In diesem Jahr mussten viele von uns kämpfen. Die Wirtschaft litt schwer, erhielt aber auch in den meisten Bereichen viel Hilfe vom Staat. Weniger gut weg kamen da Institutionen wie die Augsburger Tafel, die immer wieder mit Engpässen zu kämpfen hatte. Damit die Bedürftigen auch weiterhin mit Lebensmitteln versorgt wurden, sprangen die Azubis des Botanischen Gartens und ihr Ausbildungsmeister ehrenhaft zur Hilfe.

Gemüse für die Tafel.

Da durch die Pandemie viele Flächen auf ihrem Gelände aufgrund von ausfallenden Veranstaltungen nicht benutzt werden konnten, bauten sie dort über viele Monate Gemüse und Salat an. Ganze 450 Quadratmeter, die zuvor für Schnittblumen und Dekoration vorgesehen waren, wurden nun zu zweidrittel mit Gemüse bepflanzt. Eine wunderbare Aktion, bei der die Tafel mit dem frischesten und ökologischsten Spenden beliefert wurde, die Augsburg zu bieten hatte. Danke liebe Azubis!

Leonie und Zoë Prillwitz

Obwohl sie bereits 2019 mit ihrem Projekt auf sich aufmerksam machen konnte, trug die Forschung der Schülerin Leonie Prillwitz zum Thema Mikroplastik vor allem 2020 große Früchte. Gemeinsam mit ihrer Schwester Zoë nahm sie zahlreiche Proben und untersucht das Wasser unserer Gewässer auf Mikroplastik. Dabei stellten sie zum einen fest, dass sich tatsächlich Mikroplastik in den Proben befand und zum anderen konnten sie nachweisen, dass ein nicht unerheblicher Teil davon aus privaten Haushalten stammt.
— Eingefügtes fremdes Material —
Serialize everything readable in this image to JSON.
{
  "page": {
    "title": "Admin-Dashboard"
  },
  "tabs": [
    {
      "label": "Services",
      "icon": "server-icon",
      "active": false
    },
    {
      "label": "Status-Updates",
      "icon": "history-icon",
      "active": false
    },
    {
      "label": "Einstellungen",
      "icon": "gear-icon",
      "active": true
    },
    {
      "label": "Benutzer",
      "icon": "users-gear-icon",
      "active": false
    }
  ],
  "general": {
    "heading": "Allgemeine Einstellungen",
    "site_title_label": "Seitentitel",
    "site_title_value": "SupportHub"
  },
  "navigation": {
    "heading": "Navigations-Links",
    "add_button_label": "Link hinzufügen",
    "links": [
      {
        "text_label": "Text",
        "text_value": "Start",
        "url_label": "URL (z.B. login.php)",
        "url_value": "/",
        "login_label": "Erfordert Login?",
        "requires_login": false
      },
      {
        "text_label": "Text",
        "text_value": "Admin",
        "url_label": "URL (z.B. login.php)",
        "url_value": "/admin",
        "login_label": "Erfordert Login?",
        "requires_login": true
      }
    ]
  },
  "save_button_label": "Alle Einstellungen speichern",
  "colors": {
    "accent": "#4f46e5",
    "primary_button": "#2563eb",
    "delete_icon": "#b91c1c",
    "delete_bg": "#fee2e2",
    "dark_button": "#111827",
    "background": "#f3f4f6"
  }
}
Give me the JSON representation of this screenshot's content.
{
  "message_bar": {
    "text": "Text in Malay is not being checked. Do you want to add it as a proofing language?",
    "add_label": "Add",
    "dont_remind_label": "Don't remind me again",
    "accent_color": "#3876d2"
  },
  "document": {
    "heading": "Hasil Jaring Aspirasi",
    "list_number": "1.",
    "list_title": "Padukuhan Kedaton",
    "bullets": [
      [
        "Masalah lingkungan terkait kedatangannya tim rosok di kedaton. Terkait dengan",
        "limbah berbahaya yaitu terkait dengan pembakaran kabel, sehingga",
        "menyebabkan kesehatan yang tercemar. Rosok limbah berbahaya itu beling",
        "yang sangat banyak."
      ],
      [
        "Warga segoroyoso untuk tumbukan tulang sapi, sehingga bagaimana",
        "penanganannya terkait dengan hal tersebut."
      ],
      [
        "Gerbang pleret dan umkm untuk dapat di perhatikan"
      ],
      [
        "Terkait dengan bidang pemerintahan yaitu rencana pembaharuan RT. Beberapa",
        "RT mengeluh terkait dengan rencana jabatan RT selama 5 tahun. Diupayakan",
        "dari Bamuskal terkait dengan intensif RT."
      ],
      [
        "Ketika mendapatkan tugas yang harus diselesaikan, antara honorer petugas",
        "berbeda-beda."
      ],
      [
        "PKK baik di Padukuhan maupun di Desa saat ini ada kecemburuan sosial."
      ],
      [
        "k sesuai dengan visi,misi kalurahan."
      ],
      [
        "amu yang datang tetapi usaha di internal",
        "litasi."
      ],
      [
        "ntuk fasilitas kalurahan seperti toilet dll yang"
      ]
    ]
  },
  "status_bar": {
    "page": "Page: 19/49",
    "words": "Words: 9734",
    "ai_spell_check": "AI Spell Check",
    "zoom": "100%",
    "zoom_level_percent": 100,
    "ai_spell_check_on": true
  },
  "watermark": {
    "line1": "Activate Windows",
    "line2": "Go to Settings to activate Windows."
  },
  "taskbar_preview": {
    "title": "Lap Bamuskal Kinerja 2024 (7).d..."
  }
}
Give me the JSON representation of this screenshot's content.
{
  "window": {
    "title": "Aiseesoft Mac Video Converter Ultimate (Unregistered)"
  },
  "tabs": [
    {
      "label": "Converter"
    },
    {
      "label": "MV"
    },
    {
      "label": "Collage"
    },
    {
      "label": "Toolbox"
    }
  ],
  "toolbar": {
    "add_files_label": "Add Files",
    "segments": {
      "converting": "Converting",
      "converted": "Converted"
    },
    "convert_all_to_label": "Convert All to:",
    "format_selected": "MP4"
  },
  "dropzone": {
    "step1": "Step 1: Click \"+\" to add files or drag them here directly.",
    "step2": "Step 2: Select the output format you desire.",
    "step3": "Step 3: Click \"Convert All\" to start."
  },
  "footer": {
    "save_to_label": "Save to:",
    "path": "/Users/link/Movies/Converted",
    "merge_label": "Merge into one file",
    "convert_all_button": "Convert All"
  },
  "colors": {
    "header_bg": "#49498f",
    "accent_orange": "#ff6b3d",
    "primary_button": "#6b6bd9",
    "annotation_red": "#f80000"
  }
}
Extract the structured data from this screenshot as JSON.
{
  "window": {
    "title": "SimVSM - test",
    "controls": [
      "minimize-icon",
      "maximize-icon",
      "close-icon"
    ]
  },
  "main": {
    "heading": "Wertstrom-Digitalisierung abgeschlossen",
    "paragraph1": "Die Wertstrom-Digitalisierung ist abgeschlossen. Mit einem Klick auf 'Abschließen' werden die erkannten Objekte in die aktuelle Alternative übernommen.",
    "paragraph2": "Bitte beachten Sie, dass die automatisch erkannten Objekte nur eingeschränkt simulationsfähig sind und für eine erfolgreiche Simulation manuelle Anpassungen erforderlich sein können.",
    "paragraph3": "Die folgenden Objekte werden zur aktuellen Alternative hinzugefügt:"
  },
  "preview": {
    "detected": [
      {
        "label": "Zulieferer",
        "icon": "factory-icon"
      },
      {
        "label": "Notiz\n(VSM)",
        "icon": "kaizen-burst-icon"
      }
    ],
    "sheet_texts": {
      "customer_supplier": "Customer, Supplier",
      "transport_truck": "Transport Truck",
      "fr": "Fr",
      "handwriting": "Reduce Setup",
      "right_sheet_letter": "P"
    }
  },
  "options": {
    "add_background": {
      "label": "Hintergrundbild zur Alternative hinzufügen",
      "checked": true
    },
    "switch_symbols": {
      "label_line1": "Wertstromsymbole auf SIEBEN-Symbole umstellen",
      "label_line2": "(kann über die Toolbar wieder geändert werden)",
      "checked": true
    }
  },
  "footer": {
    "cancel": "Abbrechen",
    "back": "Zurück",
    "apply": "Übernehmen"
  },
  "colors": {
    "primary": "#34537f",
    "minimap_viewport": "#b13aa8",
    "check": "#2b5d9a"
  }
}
Eigene Erfindung gegen Mikroplastik im Wasser.

Aus dieser Erkenntnis heraus entstand ihre gefeierte Erfindung: Ein Mikroplastik-Filter für Waschbecken und Waschmaschine. Das Geschwisterduo entwickelte einen Filter, der einfach herzustellen ist und rund sechs Siebtel des Mikroplastiks bereits herausfiltern kann. Dafür gab es den Zukunftspreis 2020 der Stadt Augsburg. Aktuelles Ziel ist es unter anderem, das Design ihres Filters so zu optimieren, dass er in Serie produziert werden kann. Zusätzlich halten die beiden noch ganz nebenbei Vorträge und geben Workshops zum Thema und leisten so wichtige Aufklärungsarbeit. Danke Leonie und Zoë!

Und zu guter letzt: Ihr!

Ihr habt richtig gelesen. Denn diesen letzten Punkt wollten wir nutzen, um auch allen anderen Danke zu sagen, die sich in diesem Jahr für ein besseres Zusammenleben in Augsburg eingesetzt haben. Denn Hilfe kann sehr unterschiedlich aussehen. Danke an alle, die sich in systemrelevanten Berufen tagtäglich an vorderster Front dem Virus aussetzen, um dem Rest der Bürger:innen beizustehen und Augsburg wortwörtlich am Leben zu halten. Danke an all die wunderbaren Läden und Gastro-Betriebe, die trotz der vielen Einschränkungen und Regularien versucht haben, uns so viel von unserem gewohnten, alltäglichen Leben zu aufrecht zu erhalten wie möglich. Gleiches gilt für die Club- und Kulturbranche, die sich mühevoll und mit viel Herzblut um neue Veranstaltungskonzepte bemüht hat, damit wir im Sommer ein klein wenig Normalität fühlen durften und vor allem Spaß haben konnten. Und auch ein großes Danke an euch alle da draußen, die gewissenhaft ihre Maske tragen, Abstand halten, anderen helfen und zuhause bleiben. Ihr helft genauso mit, um das Leben in unserer Stadt (speziell das zukünftige) zu verbessern. Danke Augsburg!